Clear examples of things that are definitely not in the provider purview:

  • Creating indexes on the consumer's behalf to make things run better (note: providing visibility as to what is running slowly *is*, in practice, a provider responsibility)
  • Designing a schema to run quickly enough

Multi-Tenancy

There are many small consumers and databases, or consumers with dynamic workload demands. Postgres is not, by itself, a very good multi-tenant system: noisy neighbors are hard to contain, and many features --- like moving individual consumer databases around via WAL replication --- do not work when there are multiple databases in one cluster. The engineering challenge in fixing those would be rather vast, so instead, lightweight containerization technologies (like LXC (Linux), FreeBSD Jails and Solaris Zones) are becoming increasingly important to provide sharing and leveraging of resources at the physical level.

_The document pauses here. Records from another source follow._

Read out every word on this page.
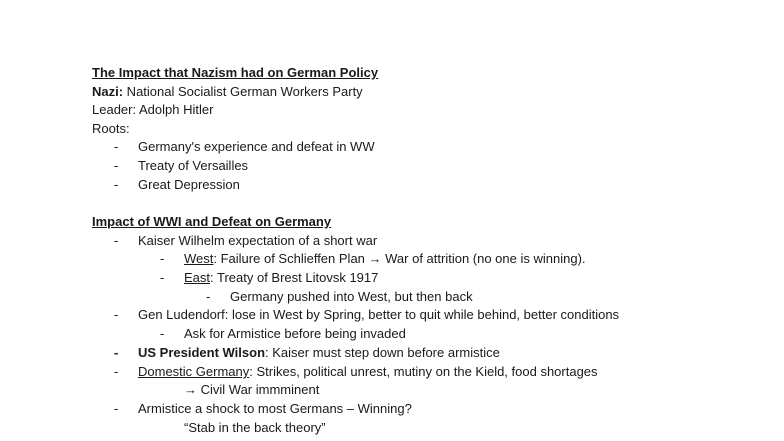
The Impact that Nazism had on German Policy
Nazi: National Socialist German Workers Party
Leader: Adolph Hitler
Roots:
- Germany's experience and defeat in WW
- Treaty of Versailles
- Great Depression
Impact of WWI and Defeat on Germany
- Kaiser Wilhelm expectation of a short war
- West: Failure of Schlieffen Plan → War of attrition (no one is winning).
- East: Treaty of Brest Litovsk 1917
- Germany pushed into West, but then back
- Gen Ludendorf: lose in West by Spring, better to quit while behind, better conditions
- Ask for Armistice before being invaded
- US President Wilson: Kaiser must step down before armistice
- Domestic Germany: Strikes, political unrest, mutiny on the Kield, food shortages
→ Civil War immminent
- Armistice a shock to most Germans – Winning?
“Stab in the back theory”
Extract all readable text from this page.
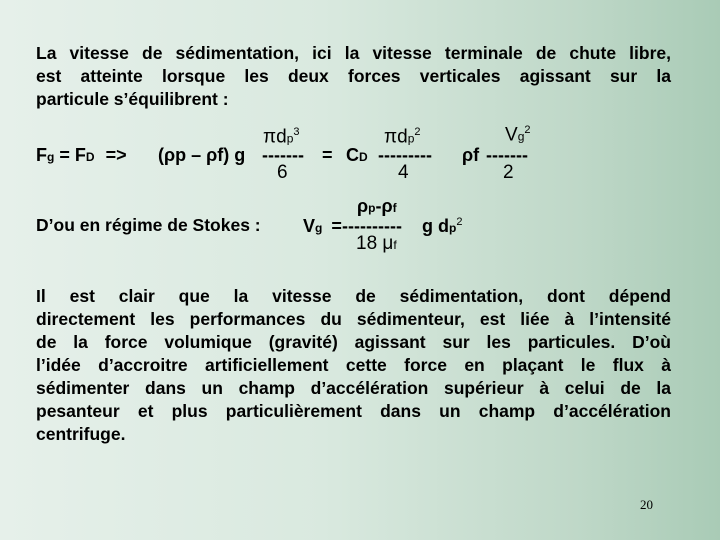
La vitesse de sédimentation, ici la vitesse terminale de chute libre,
est atteinte lorsque les deux forces verticales agissant sur la
particule s’équilibrent :
Fg = FD => (ρp – ρf) g
πdp$^3$
-------
6
= CD
πdp$^2$
---------
4
ρf
Vg$^2$
-------
2
D’ou en régime de Stokes : Vg =
ρp-ρf
---------- g $dp^2$
18 μf
Il est clair que la vitesse de sédimentation, dont dépend
directement les performances du sédimenteur, est liée à l’intensité
de la force volumique (gravité) agissant sur les particules. D’où
l’idée d’accroitre artificiellement cette force en plaçant le flux à
sédimenter dans un champ d’accélération supérieur à celui de la
pesanteur et plus particulièrement dans un champ d’accélération
centrifuge.
20
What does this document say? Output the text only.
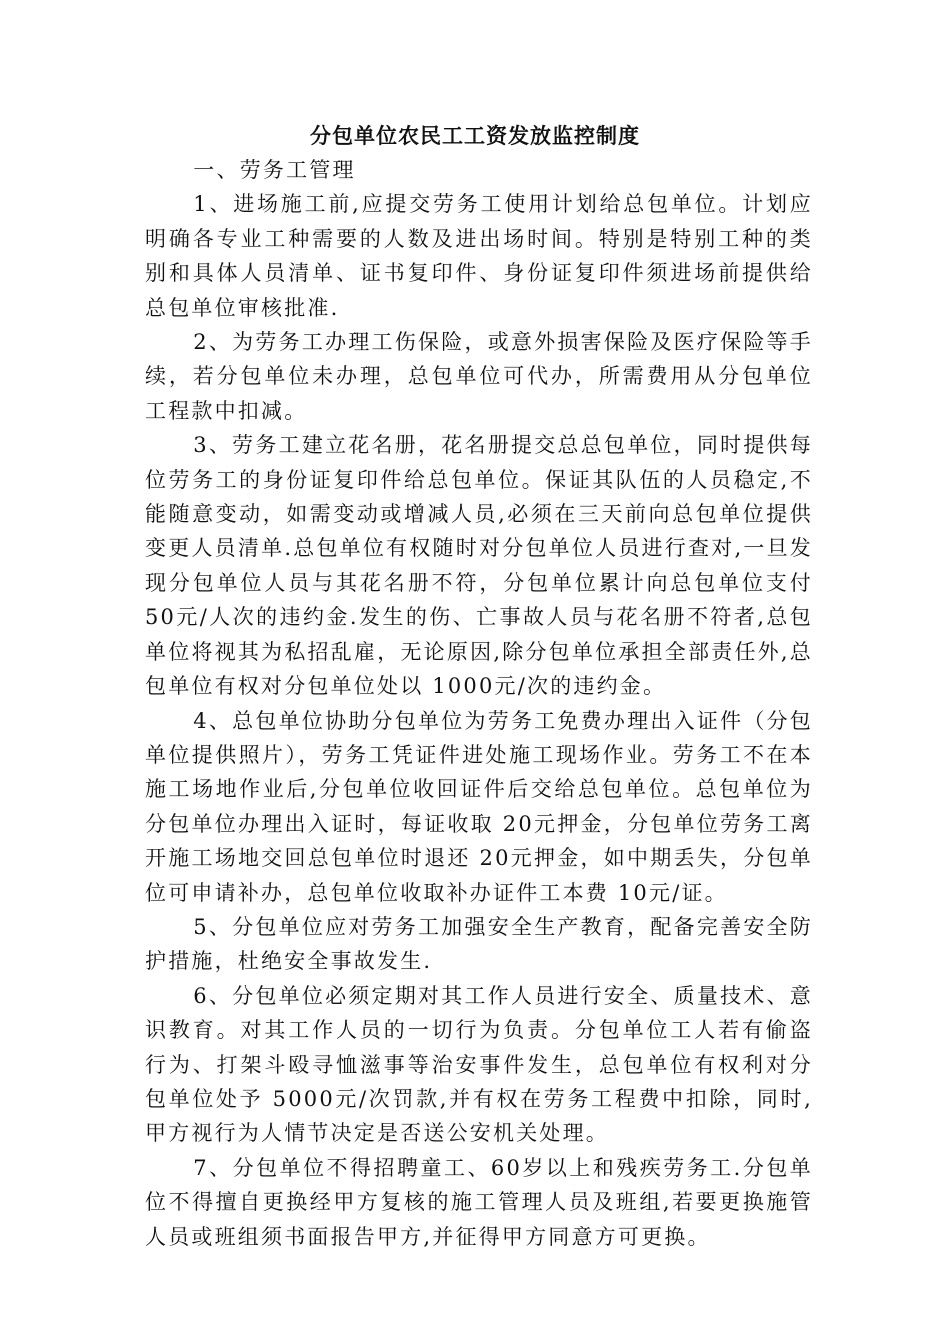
分包单位农民工工资发放监控制度

一、劳务工管理

1、进场施工前,应提交劳务工使用计划给总包单位。计划应明确各专业工种需要的人数及进出场时间。特别是特别工种的类别和具体人员清单、证书复印件、身份证复印件须进场前提供给总包单位审核批准.

2、为劳务工办理工伤保险，或意外损害保险及医疗保险等手续，若分包单位未办理，总包单位可代办，所需费用从分包单位工程款中扣减。

3、劳务工建立花名册，花名册提交总总包单位，同时提供每位劳务工的身份证复印件给总包单位。保证其队伍的人员稳定,不能随意变动，如需变动或增减人员,必须在三天前向总包单位提供变更人员清单.总包单位有权随时对分包单位人员进行查对,一旦发现分包单位人员与其花名册不符，分包单位累计向总包单位支付 50元/人次的违约金.发生的伤、亡事故人员与花名册不符者,总包单位将视其为私招乱雇，无论原因,除分包单位承担全部责任外,总包单位有权对分包单位处以 1000元/次的违约金。

4、总包单位协助分包单位为劳务工免费办理出入证件（分包单位提供照片），劳务工凭证件进处施工现场作业。劳务工不在本施工场地作业后,分包单位收回证件后交给总包单位。总包单位为分包单位办理出入证时，每证收取 20元押金，分包单位劳务工离开施工场地交回总包单位时退还 20元押金，如中期丢失，分包单位可申请补办，总包单位收取补办证件工本费 10元/证。

5、分包单位应对劳务工加强安全生产教育，配备完善安全防护措施，杜绝安全事故发生.

6、分包单位必须定期对其工作人员进行安全、质量技术、意识教育。对其工作人员的一切行为负责。分包单位工人若有偷盗行为、打架斗殴寻恤滋事等治安事件发生，总包单位有权利对分包单位处予 5000元/次罚款,并有权在劳务工程费中扣除，同时,甲方视行为人情节决定是否送公安机关处理。

7、分包单位不得招聘童工、60岁以上和残疾劳务工.分包单位不得擅自更换经甲方复核的施工管理人员及班组,若要更换施管人员或班组须书面报告甲方,并征得甲方同意方可更换。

The most scarce system resource is memory, and an important property of the system is how quickly it can start (completely idle Postgreses can be put to sleep and wait for port activity: see systemd).

Postgres is pretty lean and quick-starting already (the 6MB code image can be shared, even with LXC), but the following could be useful:

  • Periodic forking rather that continuous alive-ness of maintenance background processes by the postmaster in low-activity databases. A database that is online but has no connections and not much work to do would ideally only have the postmaster running.
  • Dynamic, on-line resizing of some resources like shared memory, to more elegantly cope with rapid changes in demand on a machine with many tenants.
  • The size of a fresh initdb on-disk. Some other tricks like COW that do not have to take place in Postgres may help with this, but a reasonable-practice approach should be published.

Backend Statefulness

HA, switchover, and process pooling are made complicated by backend statefulness that is hard for external systems to evaluate, especially state that persists outside a transaction. Most common SQL features used by web applications, for instance, do not rely on any inter-transaction stateful functionality, but very occasionally a client will use a WITH HOLD cursor, set a global configuration setting, utilize pg_advisory_lock, use dblink, or some other feature that requires session state to be retained to get sensible behavior. Some of this statefulness might be easy to save into a table or other shared data structure so that processes can "context-switch" between states, for others it may not be possible. Regardless, these features that are typically seldom used for the bulk of OLTP queries are exacting a deep inflexibility upon what is often the most resource intensive, latency sensitive (but generally not very semantically complicated) workload on interactive queries.